Ik sla mijn armen over elkaar en kijk hem aan. ‘Tja, en toch zit ik hier.’
‘Het is een overtreding van de vaste procedure. Je vormt in dit onderzoek een risico voor ons.’ Hij schudt zijn hoofd. ‘Waarschijnlijk heb je niet eens toestemming van je psychiater.’
Callie zwijgt en daar ben ik haar dankbaar voor. Dit is een belangrijk moment, iets wat ik zelf moet oplossen.
‘AD Jones heeft me toestemming verleend.’ Ik kijkt hem fronsend aan. ‘Jezus, James. Annie King was een vriendin van me.’
Hij zwaait met een vinger naar me. ‘Nog een reden waarom je hier niet hoort te zijn. Je had een persoonlijke band met het slachtoffer en de kans is groot dat je het onderzoek verkloot.’
Een deel van me realiseert zich dat een buitenstaander die dit hoort ontzet zou reageren. Hij zou niet kunnen geloven dat James zegt wat hij zojuist heeft gezegd. Ik ben er immuun voor geworden – tot op zekere hoogte. Dit is James. Dit is hoe hij is en wat hij doet. Bovendien werkt het bij mij. Ik voel dat diep in me iets zich roert. De vertrouwde, kille afstandelijkheid die ik altijd gebruikte in mijn omgang met James, om hem op zijn plaats te zetten. Ik hou dit gevoel vast en laat het in mijn ogen zichtbaar worden.
‘Ik ben hier. Ik ga niet weg. Zet je eroverheen en vertel me de details. Hou op met dat gezeik.’
Hij zwijgt even en bestudeert me. Ik zie dat hij zich iets ontspant. Hij schudt nogmaals afkeurend zijn hoofd, maar ik weet dat hij zich gewonnen heeft gegeven. ‘Prima.
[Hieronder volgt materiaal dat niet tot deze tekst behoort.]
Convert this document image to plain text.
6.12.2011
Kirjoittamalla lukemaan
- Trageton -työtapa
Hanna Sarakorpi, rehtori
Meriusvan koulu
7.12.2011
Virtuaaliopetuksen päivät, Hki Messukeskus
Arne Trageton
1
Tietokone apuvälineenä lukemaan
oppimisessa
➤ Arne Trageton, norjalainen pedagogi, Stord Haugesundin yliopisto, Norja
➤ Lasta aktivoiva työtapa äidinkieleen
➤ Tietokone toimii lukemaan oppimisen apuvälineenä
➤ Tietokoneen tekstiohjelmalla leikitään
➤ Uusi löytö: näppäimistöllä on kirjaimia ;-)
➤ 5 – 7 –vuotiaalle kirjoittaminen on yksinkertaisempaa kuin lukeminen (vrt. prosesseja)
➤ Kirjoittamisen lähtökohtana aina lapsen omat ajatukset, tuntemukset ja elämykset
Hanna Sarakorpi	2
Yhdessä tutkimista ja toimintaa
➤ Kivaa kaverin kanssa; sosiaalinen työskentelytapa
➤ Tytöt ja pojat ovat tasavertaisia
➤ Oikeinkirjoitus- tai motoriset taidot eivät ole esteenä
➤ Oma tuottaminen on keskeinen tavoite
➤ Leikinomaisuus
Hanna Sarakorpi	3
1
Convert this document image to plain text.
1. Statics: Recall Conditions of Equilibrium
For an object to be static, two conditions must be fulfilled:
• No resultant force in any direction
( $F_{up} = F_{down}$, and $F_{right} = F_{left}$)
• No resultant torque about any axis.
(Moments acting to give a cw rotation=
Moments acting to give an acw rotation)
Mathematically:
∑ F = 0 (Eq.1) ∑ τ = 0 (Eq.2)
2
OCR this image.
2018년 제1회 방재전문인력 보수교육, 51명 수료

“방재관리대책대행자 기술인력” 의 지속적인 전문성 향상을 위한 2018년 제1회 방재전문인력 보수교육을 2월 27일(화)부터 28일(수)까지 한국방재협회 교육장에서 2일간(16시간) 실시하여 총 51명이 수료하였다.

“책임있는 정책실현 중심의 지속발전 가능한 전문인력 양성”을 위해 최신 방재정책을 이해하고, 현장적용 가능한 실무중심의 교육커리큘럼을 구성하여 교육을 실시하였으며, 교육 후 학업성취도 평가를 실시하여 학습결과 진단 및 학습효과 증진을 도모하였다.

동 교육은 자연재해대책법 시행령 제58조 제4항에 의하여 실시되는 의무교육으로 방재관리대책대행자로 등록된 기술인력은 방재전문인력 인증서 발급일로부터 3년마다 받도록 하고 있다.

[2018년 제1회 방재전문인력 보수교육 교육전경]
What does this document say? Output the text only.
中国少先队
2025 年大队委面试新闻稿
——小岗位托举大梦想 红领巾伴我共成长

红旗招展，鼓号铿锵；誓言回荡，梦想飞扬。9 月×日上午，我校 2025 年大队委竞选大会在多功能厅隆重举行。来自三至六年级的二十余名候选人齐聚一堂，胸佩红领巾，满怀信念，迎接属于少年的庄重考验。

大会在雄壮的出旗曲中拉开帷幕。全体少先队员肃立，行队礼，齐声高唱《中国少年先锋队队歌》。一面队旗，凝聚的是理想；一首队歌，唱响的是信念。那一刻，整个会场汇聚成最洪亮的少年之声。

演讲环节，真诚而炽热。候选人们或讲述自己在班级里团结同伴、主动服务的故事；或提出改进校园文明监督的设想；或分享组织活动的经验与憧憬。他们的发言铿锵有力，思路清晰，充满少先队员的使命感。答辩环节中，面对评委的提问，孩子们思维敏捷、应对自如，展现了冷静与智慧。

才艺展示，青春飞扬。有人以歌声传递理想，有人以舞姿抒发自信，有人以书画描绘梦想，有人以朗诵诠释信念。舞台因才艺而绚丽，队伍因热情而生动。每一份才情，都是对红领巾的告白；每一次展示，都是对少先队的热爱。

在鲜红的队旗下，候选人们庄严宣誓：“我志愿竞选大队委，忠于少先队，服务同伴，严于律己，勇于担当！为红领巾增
Maar laat gezegd zijn dat ik dit een flagrante overtreding van het fbi- beleid vind.’
‘Het staat genoteerd.’ Mijn stem is een mes van sarcasme dat bot wordt tegen zijn onverschilligheid.
‘Goed.’ Nu zie ik dat zijn ogen wat wazig worden. Hij heeft geen dossier voor zich liggen, maar dat computergestuurde brein van hem heeft alle feiten paraat. ‘Haar lichaam is gisteren gevonden. Ze gaan ervan uit dat ze drie dagen eerder is vermoord.’